Contudo, se por um lado há empolgação com o mercado das roupas digitais, por outro há preocupações bem concretas com o lado oculto do ufanismo tecnológico. O metaverso não é um lugar tão virtual assim, mas uma infraestrutura física colossal, composta por fibra óptica, redes de satélites, linhas telefônicas, cabos que atravessam oceanos, galpões enormes lotados de computadores e aparelhos feitos de ferro, aço, alumínio, cobre, plástico e resina. Sem falar no consumo abissal de água e energia. Neste contexto, como fica a continuidade da mobilização em favor de uma moda consciente e adequada às demandas contemporâneas por equidade, justiça e sustentabilidade?

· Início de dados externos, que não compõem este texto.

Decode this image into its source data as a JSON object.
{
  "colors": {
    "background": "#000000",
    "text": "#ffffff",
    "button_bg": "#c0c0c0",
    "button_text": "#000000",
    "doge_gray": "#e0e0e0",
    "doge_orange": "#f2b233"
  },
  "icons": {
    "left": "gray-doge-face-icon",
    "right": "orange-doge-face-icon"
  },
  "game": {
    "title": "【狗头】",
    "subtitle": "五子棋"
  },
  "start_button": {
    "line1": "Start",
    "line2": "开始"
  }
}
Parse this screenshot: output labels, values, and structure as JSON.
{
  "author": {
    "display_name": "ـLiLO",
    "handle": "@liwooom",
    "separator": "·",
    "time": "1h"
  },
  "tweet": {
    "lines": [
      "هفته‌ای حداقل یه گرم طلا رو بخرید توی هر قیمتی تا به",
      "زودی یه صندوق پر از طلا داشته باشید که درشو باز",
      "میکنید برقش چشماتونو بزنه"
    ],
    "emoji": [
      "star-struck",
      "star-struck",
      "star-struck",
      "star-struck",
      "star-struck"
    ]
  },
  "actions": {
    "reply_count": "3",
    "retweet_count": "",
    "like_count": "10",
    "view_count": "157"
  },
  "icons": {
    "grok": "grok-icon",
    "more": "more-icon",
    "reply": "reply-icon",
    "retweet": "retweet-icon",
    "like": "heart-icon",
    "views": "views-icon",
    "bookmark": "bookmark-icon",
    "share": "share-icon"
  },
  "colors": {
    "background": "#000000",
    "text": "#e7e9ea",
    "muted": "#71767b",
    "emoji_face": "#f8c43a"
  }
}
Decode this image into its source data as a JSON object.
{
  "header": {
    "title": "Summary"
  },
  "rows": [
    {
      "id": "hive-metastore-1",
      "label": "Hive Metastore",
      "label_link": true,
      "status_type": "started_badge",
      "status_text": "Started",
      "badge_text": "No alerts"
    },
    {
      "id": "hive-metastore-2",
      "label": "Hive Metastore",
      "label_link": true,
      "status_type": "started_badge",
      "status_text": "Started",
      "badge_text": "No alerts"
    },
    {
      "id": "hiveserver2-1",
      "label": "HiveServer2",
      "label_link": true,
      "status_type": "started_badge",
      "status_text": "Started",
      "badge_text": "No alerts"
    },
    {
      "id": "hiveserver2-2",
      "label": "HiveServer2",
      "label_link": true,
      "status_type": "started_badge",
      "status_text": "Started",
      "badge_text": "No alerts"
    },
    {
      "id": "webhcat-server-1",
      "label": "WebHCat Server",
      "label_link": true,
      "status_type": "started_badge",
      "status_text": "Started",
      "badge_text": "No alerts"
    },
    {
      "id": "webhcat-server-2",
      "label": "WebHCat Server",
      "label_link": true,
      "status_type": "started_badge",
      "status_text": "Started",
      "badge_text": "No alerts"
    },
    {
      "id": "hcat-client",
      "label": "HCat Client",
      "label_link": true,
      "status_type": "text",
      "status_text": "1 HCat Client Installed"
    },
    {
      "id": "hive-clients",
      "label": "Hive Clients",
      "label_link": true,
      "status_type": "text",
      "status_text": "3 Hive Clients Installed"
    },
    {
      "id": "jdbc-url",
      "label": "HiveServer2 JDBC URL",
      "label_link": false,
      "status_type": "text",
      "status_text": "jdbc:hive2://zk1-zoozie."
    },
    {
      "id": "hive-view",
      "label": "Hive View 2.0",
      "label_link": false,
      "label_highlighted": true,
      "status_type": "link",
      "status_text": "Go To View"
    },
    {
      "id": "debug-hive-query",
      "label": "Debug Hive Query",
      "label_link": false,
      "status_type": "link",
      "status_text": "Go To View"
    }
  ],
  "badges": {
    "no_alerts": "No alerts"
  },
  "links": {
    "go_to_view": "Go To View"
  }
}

A tensão de forças culturais que atravessam as questões entre moda e metaverso ficou evidente nas últimas semanas devido ao movimento Fashion Revolution, que acontece em diversos países desde 2013 no dia 24 de abril e difunde a hashtag #QuemFezMinhasRoupas? O movimento que ganhou força e notoriedade no Brasil por criticar corporações da moda que exploram mão de obra escrava e atuam sem uma cadeia de produção ecologicamente sustentável. Como se sabe, a indústria têxtil busca um caráter sustentável por ainda ser uma das maiores poluidoras do planeta: extração da matéria-prima, processos de fiação, tecelagem, beneficiamento, corte, costura até o descarte aumentam o seu impacto ambiental. Por outro lado, a moda é agente de transformação e produtora de uma complexa cadeia de valor. De que maneira isso pode agregar ganho social na união com o metaverso é a questão.
Assim, na reconfiguração do mundo depois da pandemia, as críticas antigas direcionadas à indústria da moda foram retomadas e ampliadas com a aurora das roupas digitais. O Brasil tem fatores relevantes neste cenário: é o terceiro país com maior número de usuários em redes sociais em todo o mundo, tem uma juventude em crescente engajamento político-econômico e uma indústria têxtil consolidada. A força do mercado da moda brasileiro é compreendida em números: são mais de 1,5 milhões de varejistas e um faturamento de R$ 194 bilhões em 2021, conforme balanço da Abit (Associação Brasileira da Indústria Têxtil e de Confecção). Além disso, a moda tem força significativa entre os consumidores digitais: as compras no setor representam 15% de tudo que é transacionado online no país, conforme o relatório Webshoppers Ebit/Nielsen 2021. O futuro da moda passa pelo Brasil.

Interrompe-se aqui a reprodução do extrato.